Bob Crow has the last laugh.

It can mean only one thing when someone few had a good word for while alive is praised to the skies when they pass on: those making the tributes are glad their adversary is gone. The political figures marking the untimely death of Bob Crow know that the most visible and effective trade union leader in a generation will no longer be there to call their boneheaded, knee-jerk anti-worker nonsense out for exactly what it is.

There is little in politics that inspires hatred quite like success.  Time after time, thanks to knowing when to fight his battles and also, admittedly, due to how the RMT was one of the few unions left with the power to gridlock parts of the capital if it is so wished, Bob Crow succeeded in either saving the jobs of his members or improving their pay and conditions.  As is now only being made clear in the obituaries, he combined his outward militancy and apparent obstinacy with a willingness to compromise once the RMT had succeeded in getting the employers to the negotiating table. This was precisely what happened after last month's 48 hour tube stoppage: it was only once the strike started that there was any movement from London Underground Limited.

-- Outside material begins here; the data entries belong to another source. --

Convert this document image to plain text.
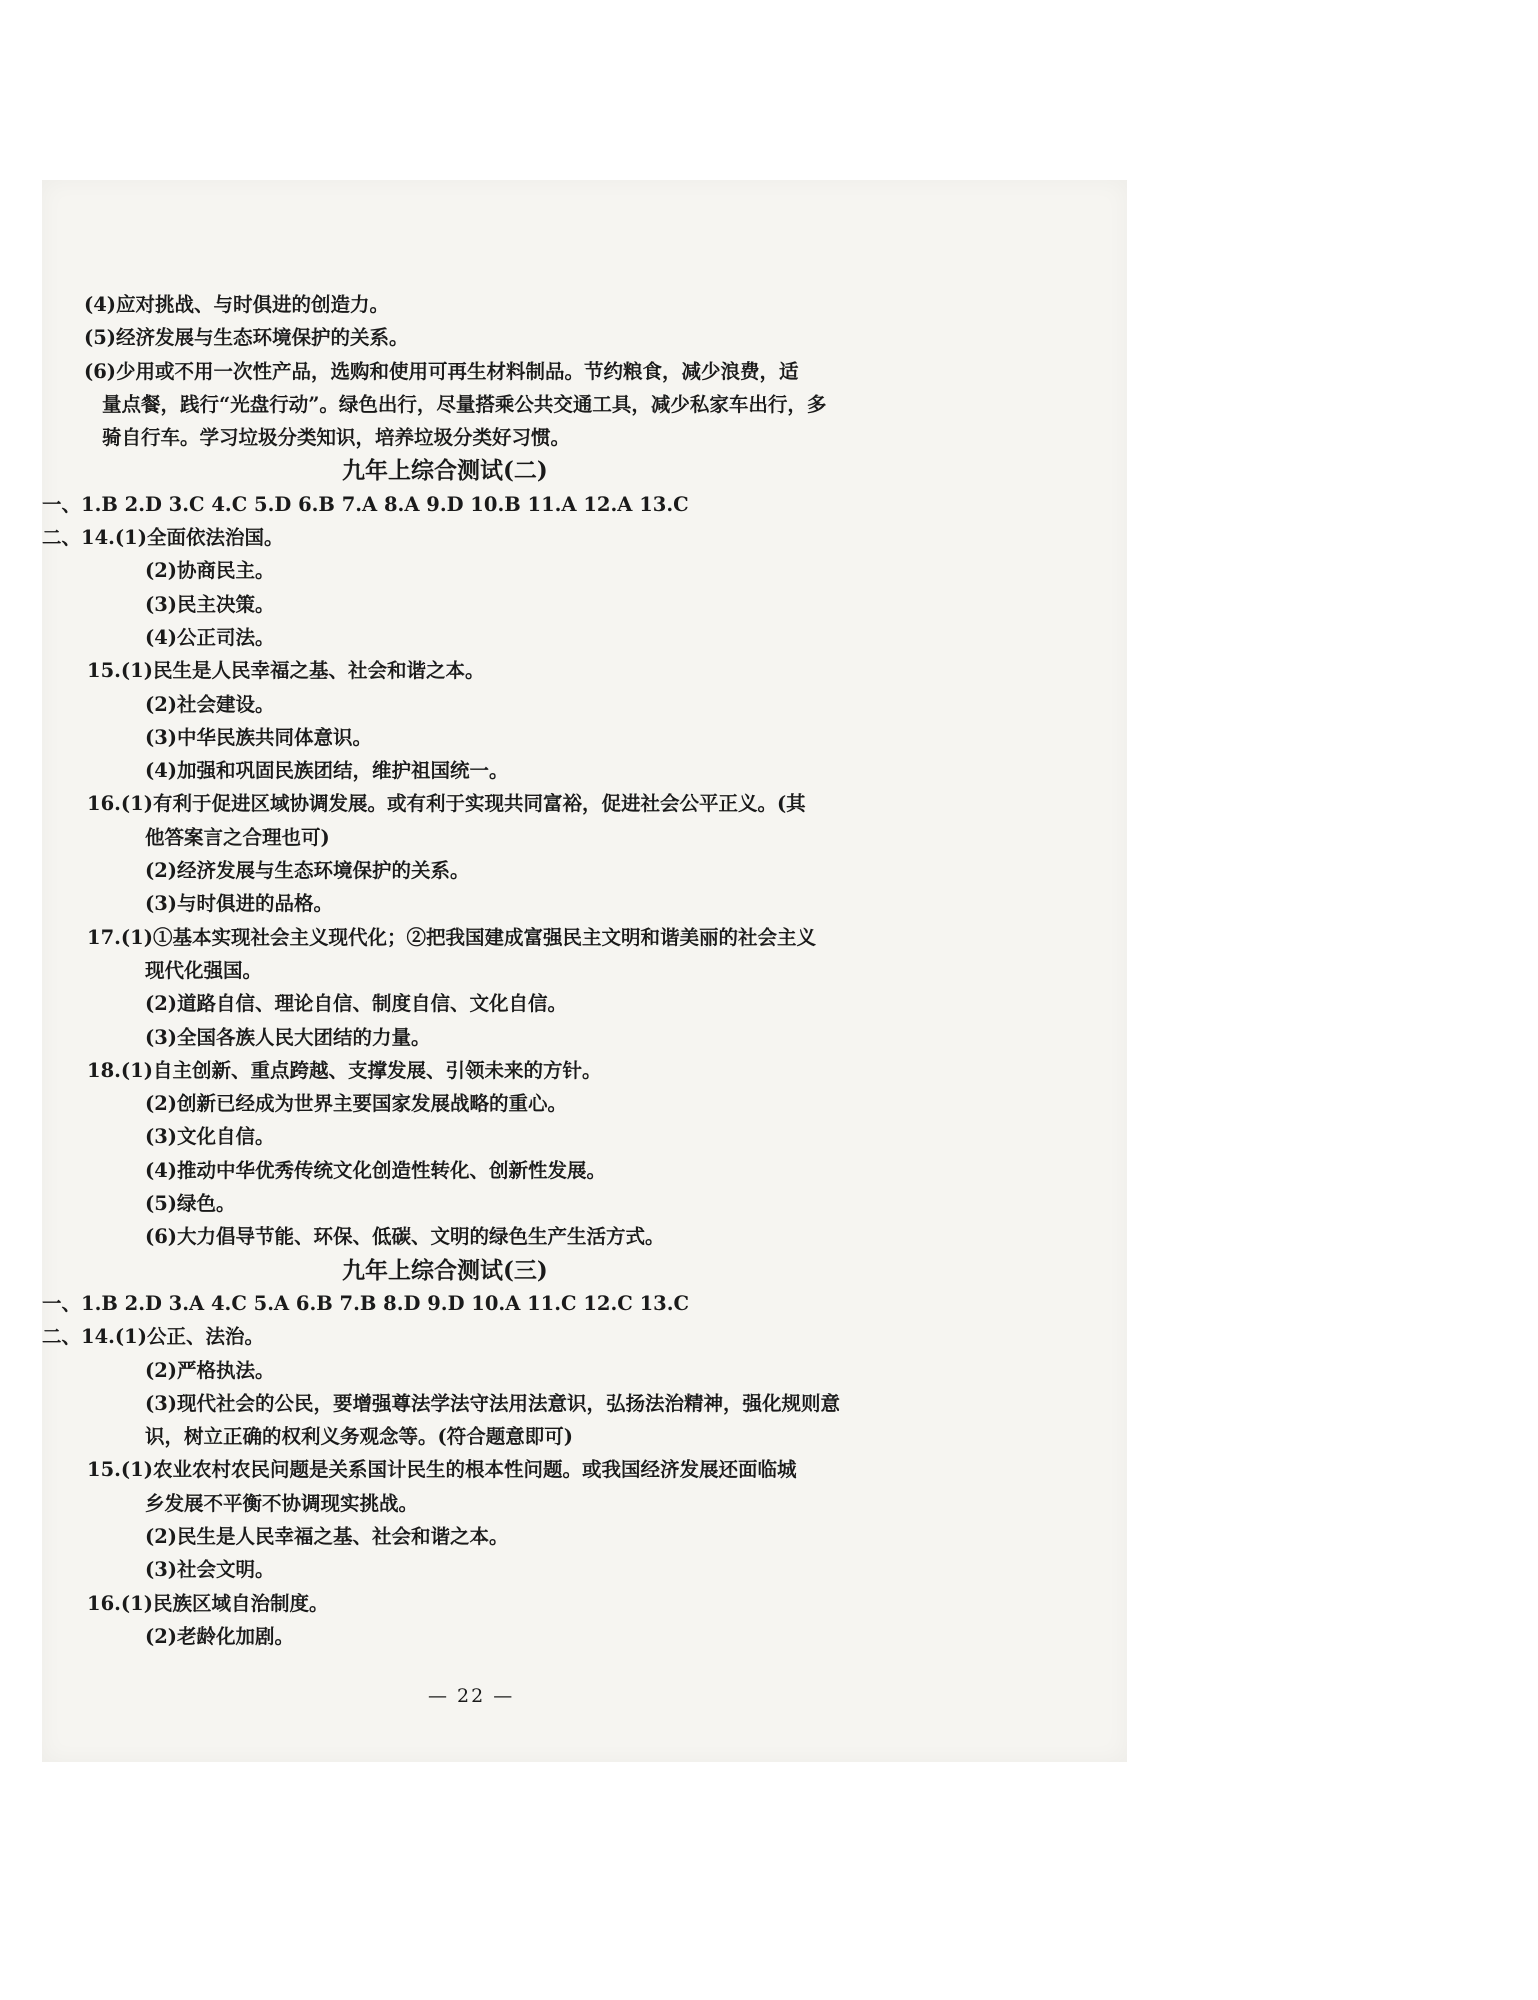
(4)应对挑战、与时俱进的创造力。
(5)经济发展与生态环境保护的关系。
(6)少用或不用一次性产品，选购和使用可再生材料制品。节约粮食，减少浪费，适
量点餐，践行“光盘行动”。绿色出行，尽量搭乘公共交通工具，减少私家车出行，多
骑自行车。学习垃圾分类知识，培养垃圾分类好习惯。
九年上综合测试(二)
一、1.B 2.D 3.C 4.C 5.D 6.B 7.A 8.A 9.D 10.B 11.A 12.A 13.C
二、14.(1)全面依法治国。
(2)协商民主。
(3)民主决策。
(4)公正司法。
15.(1)民生是人民幸福之基、社会和谐之本。
(2)社会建设。
(3)中华民族共同体意识。
(4)加强和巩固民族团结，维护祖国统一。
16.(1)有利于促进区域协调发展。或有利于实现共同富裕，促进社会公平正义。(其
他答案言之合理也可)
(2)经济发展与生态环境保护的关系。
(3)与时俱进的品格。
17.(1)①基本实现社会主义现代化；②把我国建成富强民主文明和谐美丽的社会主义
现代化强国。
(2)道路自信、理论自信、制度自信、文化自信。
(3)全国各族人民大团结的力量。
18.(1)自主创新、重点跨越、支撑发展、引领未来的方针。
(2)创新已经成为世界主要国家发展战略的重心。
(3)文化自信。
(4)推动中华优秀传统文化创造性转化、创新性发展。
(5)绿色。
(6)大力倡导节能、环保、低碳、文明的绿色生产生活方式。
九年上综合测试(三)
一、1.B 2.D 3.A 4.C 5.A 6.B 7.B 8.D 9.D 10.A 11.C 12.C 13.C
二、14.(1)公正、法治。
(2)严格执法。
(3)现代社会的公民，要增强尊法学法守法用法意识，弘扬法治精神，强化规则意
识，树立正确的权利义务观念等。(符合题意即可)
15.(1)农业农村农民问题是关系国计民生的根本性问题。或我国经济发展还面临城
乡发展不平衡不协调现实挑战。
(2)民生是人民幸福之基、社会和谐之本。
(3)社会文明。
16.(1)民族区域自治制度。
(2)老龄化加剧。
— 22 —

For doing his job well he was naturally vilified, albeit only by the ever backwards looking right-wing press, with the Tories following closely behind.  Constantly wanting to relive what they consider their past glories, believing that the overall fall in union membership obviously means that everyone hates the unions as much as they do, they only made themselves look ever more foolish.  It reached the stage last month when every time Boris Johnson appeared it was pointed out that if the same rules he demanded for unions, of a 50% support threshold for a strike to go ahead, were applied to the mayoral election then he wouldn't have won outright either.  As for the media, much the same was the case when journalists desperately tried to find commuters outraged at not being able to use the tube for a whole 2 days, amazed that the majority seemed sympathetic towards the opposition to the closing of ticket offices with staff being made redundant.

Not that even the likes of the Graun were averse to making it personal.  That despite earning £145,000 a year Crow continued to live in a council house was apparent evidence of his hypocrisy, as though his moving out would make the slightest difference to available housing stock or stop his political opponents attacking him.  Nor should he have gone on holiday just days before the strike when the paparazzo were just bound to follow him, instructed to follow an overweight middle-aged man to Brazil rather than do their usual job of sticking camera lenses up celebrities' skirts.

Crow's legacy ought to be obvious.  Far from him being the last of his kind, what's needed now more than ever are union leaders who aren't afraid to stand up for their members, who will make the case for the working classes, and who will fight for solidarity in the 21st century against those who all but suggest such organisations are no longer needed.  Also apparent is the Labour party is no longer the vehicle for such a stance, an indictment of where the party has ended up.  When Boris Johnson can make an on camera tribute, it is the height of cowardice for Ed Miliband not to, out of some apparent perverse fear that it will be later used against him.  Crow would have laughed at such behaviour, just as he so often had the last one.